"Being a New Yoga Teacher", by Natalie Edwards
Teaching yoga is a continuous journey of self-discovery. When I began to teach, it was all about making sure I didn't mess anything up and ensuring that my students were safe. I was a nervous beginner teacher, as public speaking and being the centre of attention had never been something I was naturally comfortable with.
But as you begin to become more experienced and therefore more confident, you allow yourself to explore the other parts of your personality that perhaps you hadn't tapped into during your early classes and even your training. What I'm talking about here is finding your authentic voice as a teacher.
1. Show up and teach as YOU unapologetically
If there is one thing I have learnt from teaching, it's that the most important thing you need to do as a teacher is to be authentic. Show up to teach as YOU. Unapologetically you. 100% yourself. No editing for anyone. You need to be YOU so you attract the right tribe of students that you can connect with in the deepest possible way. Because, as we know and begin to learn, teaching is just one aspect of what you're doing on the mat. You're also creating a safe space for your students to open up, feel and be seen in a way that other teachers or even people close to them might not be allowing them to do. And to be open, they need to be able to be themselves, and the only way they can do that is if they feel an authentic connection to who you are.

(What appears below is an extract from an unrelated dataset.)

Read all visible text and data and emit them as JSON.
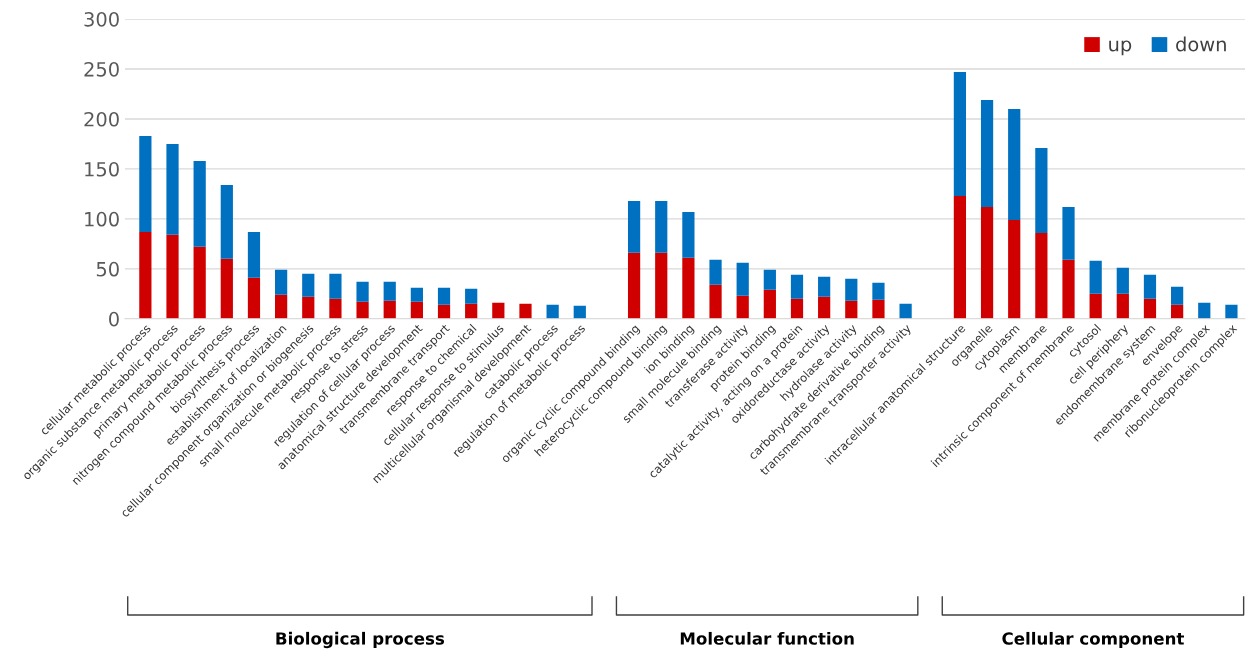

One of the reasons I chose to train with Ana Forrest was because she presented herself as a straight talking, no bullshit teacher. One of her huge themes throughout the training was 'finding our voice as a teacher' and learning how to speak truthfully, clearly, purposefully and with projection. Each day we would do exercises that would make me cringe, like shouting teaching pieces at the top of our lungs in the style of an opera singer or worse yet, a sexy dominatrix!
2. Dive Straight In! Play the Edge of Your Comfort Zone
She demanded we played with the edge of our comfort zone every single day, and for me, this method worked as there was no room to think too much about things, I just had to dive straight in. But whilst she's tough, she also has a very kind and nurturing side, and it was this mix of strength and softness that attracted me to Forrest yoga, and that's what I try and bring through in my teaching. It's allowing my students to breathe and grow whilst also helping them push through their self-limiting stuff and calling them on their moaning and any tendency they may have to quit. Ana also teaches with humour and you'll often hear her swearing like a trooper. I'm not suggesting you start slinging swear words at your students, but who made the rules that yoga has to be so serious and Sanskrit all the way through? It should be fun, so have a joke with your class, make it about playing and remind them to be kind to themselves. Remember that no matter what you have been taught, you need to bring your own unique personality and shining light to your teaching, there's no point copying another teacher word for word or following the rule book down to every last move.
3. Don't Doubt The Power of Your Voice. Trust Your Words and Your Truth
In my early days of teaching, I was always surprised by feedback I would receive. The days I doubted my words and teaching performance the most, were the days I would always have a student wander over to me at the end of a class and say how much my teaching spoke to them, and how much the class had helped them that day. So never doubt the power of your own voice, your words and your truth. Speaking from the heart takes courage but it's also the most powerful experience you can give to your students. They aren't just coming to your classes to sweat and chill out, they are coming to listen to what you have to say, and your ability to tune into their energy will grow each time you teach so that you can be receptive to your students' needs. Sometimes you'll feel the need to speak more to cue beginners or keep the energy up in the room for instance, other times, silence will be your friend, and don't be afraid of those silent moments, as they are allowing your students the space to process what you have just told them.
Teaching with authenticity means to teach whole-heartedly every single time. It means teaching on purpose and with passion at every single class. It means not having to compromise who you are and what you have to offer your students for anyone.
If you've been struggling to find your voice lately, as a teacher or in any other area of your life, ask yourself now, what would that look like for you to be able to teach and speak in that way? What would that FEEL like? Does it scare you? If so, ask yourself why you're afraid to be who you really are. It's scary to put yourself out there, but if fear is the only thing holding you back from teaching in the way you actually want to, you're never going to progress. Because really, the only thing you're scared of is yourself.
Many of us are scared of the sound of our own voice and especially when we are new to something, we are scared of truly being seen, for fear of making mistakes or perhaps saying something we feel some people might class as taboo. But sharing your stories and speaking in a way that makes it easy for your students to relate to you, is more powerful than anything. Showing vulnerability as a teacher, and throughout anything that you do, makes you a more authentic and honest person, rather than a 'perfect', can-do-no-wrong yoga teacher that people feel intimidated by. So start by becoming heart-centred, lean into your fear, and get really curious about how powerful your natural intuition and message really is. As soon as you begin to speak from the heart, that's when you tap into your most true, most powerful and most authentic voice.